Emily's face brightened at the mention. "How's she doing? Was she lucid?"
"So-so. She was at first, but then she drifted." Claire poured the soup into a ceramic mug and carried it to the table with a tiny bag of oyster crackers and a spoon. Sitting down, she picked up the spoon, then set it back down. "You know, it was kind of weird. I just now realized ... I told my caller I specialized in finding lost things."
Emily snorted. "Like a hair stylist! You ever call a salon and ask to speak to somebody that specializes in something? It's always the person who answered the phone. Amazing circumstance, that!"
Claire laughed. "Right. I didn't think anything of it when I said." She frowned. "But Mama ... she called me intentionally. She said she needed to speak to me 'professionally.'"

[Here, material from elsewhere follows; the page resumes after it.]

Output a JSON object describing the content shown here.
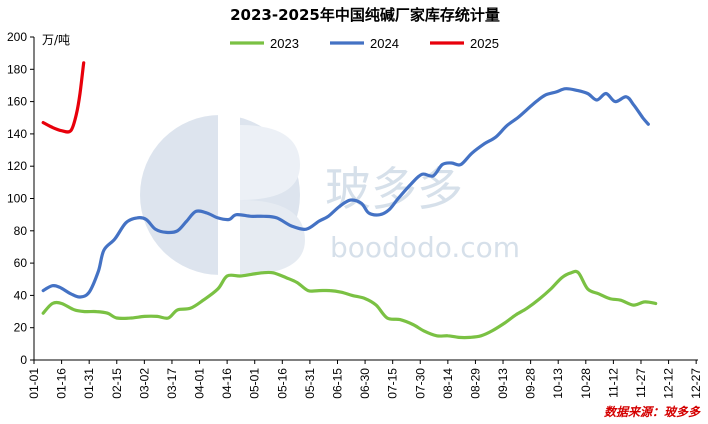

Emily's eyebrows shot up. She'd plucked them recently, over-plucked them really, so they were a thin, straight line or sometimes an arrow pointing up. "What did she mean by that?"
Claire shook her head. "I don't know. She'd started to drift by then. But she said ... she said I could find things."
Emily's face shone. "Oh, Claire! Maybe that's your Gift! I've always known you have one, and your mother would know if anybody did ... "
Claire raised her hand and held out her palm. Stop! "Emily, please."
"But Claire! You know your mother and your grandmother both had Gifts. It's in your genes!"
Claire's headache bloomed in a red explosion. "Emily, stop. Please." She pressed her fists against her eyes. "I don't believe in that. You know I don't." She stood and stumbled into the bedroom, where she collapsed on the bed, hands still pressed against her eyes.